AMENDED AND RESTATED

SAVINGS INSTITUTE BANK AND TRUST COMPANY

EMPLOYEE SEVERANCE COMPENSATION PLAN

PLAN PURPOSE

The purpose of the Savings Institute Bank and Trust Company Employee Severance Compensation Plan (the “Plan”) is to assure the services of employees of the Bank (and affiliates of the Bank that adopt the Plan) in the event of a Change in Control of the Company (capitalized terms are defined in Section 2.1). The benefits contemplated by the Plan recognize the value to the Bank of the services and contributions of the employees of the Bank and the effect upon the Bank resulting from the uncertainties of continued employment, reduced employee benefits, management changes and relocations that may arise in the event of a Change in Control.
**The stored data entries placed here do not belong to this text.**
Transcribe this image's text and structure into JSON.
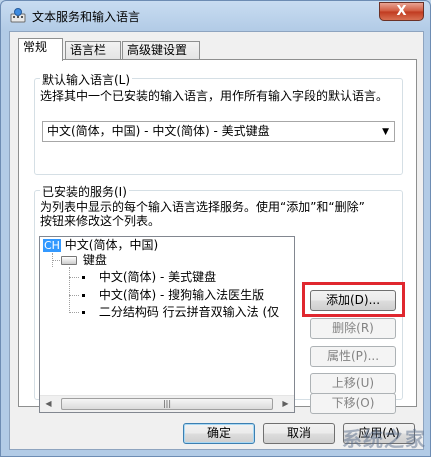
{
  "window": {
    "title": "文本服务和输入语言",
    "close_symbol": "X"
  },
  "tabs": [
    {
      "label": "常规",
      "active": true
    },
    {
      "label": "语言栏",
      "active": false
    },
    {
      "label": "高级键设置",
      "active": false
    }
  ],
  "default_language": {
    "group_label": "默认输入语言(L)",
    "description": "选择其中一个已安装的输入语言，用作所有输入字段的默认语言。",
    "selected": "中文(简体，中国) - 中文(简体) - 美式键盘"
  },
  "installed_services": {
    "group_label": "已安装的服务(I)",
    "description_line1": "为列表中显示的每个输入语言选择服务。使用“添加”和“删除”",
    "description_line2": "按钮来修改这个列表。",
    "tree": {
      "language_tag": "CH",
      "language": "中文(简体，中国)",
      "category": "键盘",
      "items": [
        "中文(简体) - 美式键盘",
        "中文(简体) - 搜狗输入法医生版",
        "二分结构码 行云拼音双输入法 (仅"
      ]
    },
    "buttons": {
      "add": "添加(D)...",
      "remove": "删除(R)",
      "properties": "属性(P)...",
      "move_up": "上移(U)",
      "move_down": "下移(O)"
    }
  },
  "footer": {
    "ok": "确定",
    "cancel": "取消",
    "apply": "应用(A)"
  },
  "watermark": "系统之家",
  "highlight_color": "#e0272f"
}
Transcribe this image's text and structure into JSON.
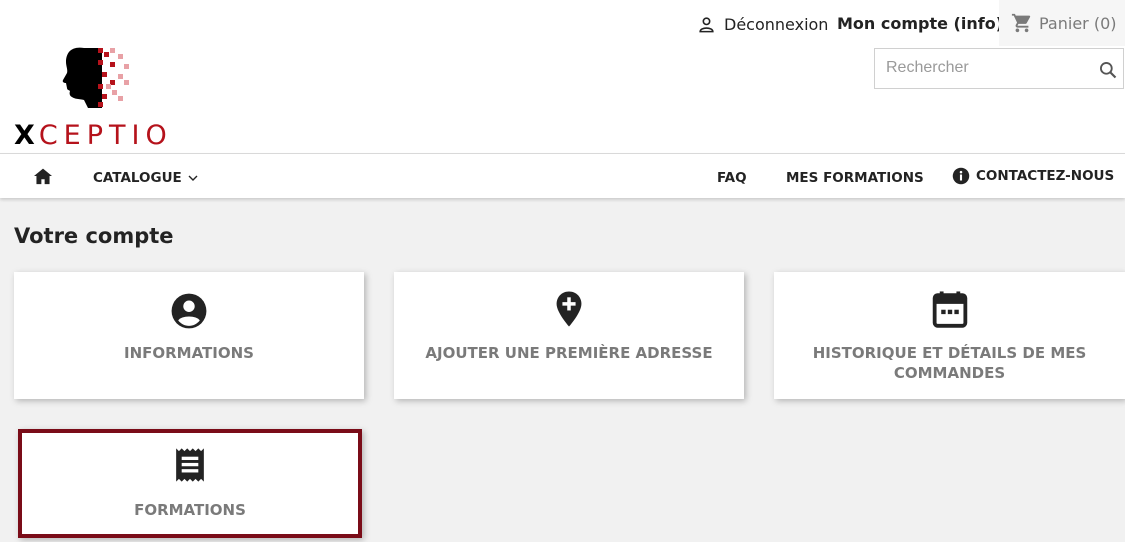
{
  "brand": {
    "logo_text_x": "X",
    "logo_text_rest": "CEPTIO",
    "accent": "#b5121b"
  },
  "header": {
    "logout_label": "Déconnexion",
    "account_label": "Mon compte (info)",
    "cart_label": "Panier (0)",
    "search_placeholder": "Rechercher"
  },
  "nav": {
    "catalogue": "CATALOGUE",
    "faq": "FAQ",
    "mes_formations": "MES FORMATIONS",
    "contact": "CONTACTEZ-NOUS"
  },
  "page": {
    "title": "Votre compte"
  },
  "tiles": [
    {
      "label": "INFORMATIONS",
      "icon": "account-circle-icon"
    },
    {
      "label": "AJOUTER UNE PREMIÈRE ADRESSE",
      "icon": "add-location-icon"
    },
    {
      "label": "HISTORIQUE ET DÉTAILS DE MES COMMANDES",
      "icon": "calendar-icon"
    },
    {
      "label": "FORMATIONS",
      "icon": "receipt-icon"
    }
  ]
}
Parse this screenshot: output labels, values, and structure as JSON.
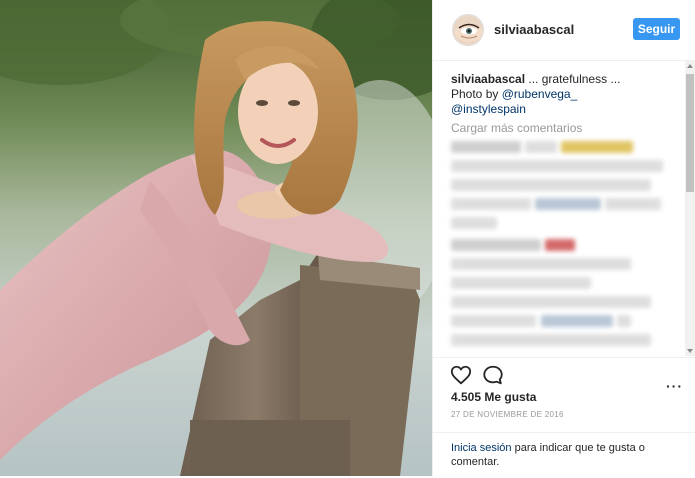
{
  "post": {
    "photo_alt": "Woman in pink satin dress leaning on a wooden bench by a lake"
  },
  "header": {
    "username": "silviaabascal",
    "follow_label": "Seguir"
  },
  "caption": {
    "username": "silviaabascal",
    "text": " ... gratefulness ...",
    "credit_prefix": "Photo by ",
    "credit_handle": "@rubenvega_",
    "tag": "@instylespain"
  },
  "comments": {
    "load_more": "Cargar más comentarios"
  },
  "actions": {
    "like_icon": "heart-icon",
    "comment_icon": "comment-icon",
    "likes": "4.505 Me gusta",
    "date": "27 DE NOVIEMBRE DE 2016",
    "more_label": "···"
  },
  "login": {
    "link_text": "Inicia sesión",
    "rest_text": " para indicar que te gusta o comentar."
  },
  "colors": {
    "accent": "#3897f0",
    "link": "#003569",
    "muted": "#999999"
  }
}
The Board of Directors of the Bank believes that the Plan will also aid the Bank in attracting and retaining highly qualified individuals who are essential to its success and the Plan’s assurance of fair treatment of the Bank’s employees will reduce the distractions and other adverse effects on employees’ performance in the event of a Change in Control.

ARTICLE I

ESTABLISHMENT OF PLAN

1.1 Establishment of Plan

As of the Effective Date of the Plan, the Bank hereby establishes an employee severance compensation plan to be known as the “Savings Institute Bank and Trust Company Employee Severance Compensation Plan.” The Bank has amended and restated this Plan on December 17, 2008 to conform with the requirements of Section 409A of the Internal Revenue Code of 1986, as amended (the “Code”)

1.2 Applicability of Plan

The benefits provided by this Plan shall be available to all employees of the Bank, who, at or after the Effective Date, meet the eligibility requirements of Article III.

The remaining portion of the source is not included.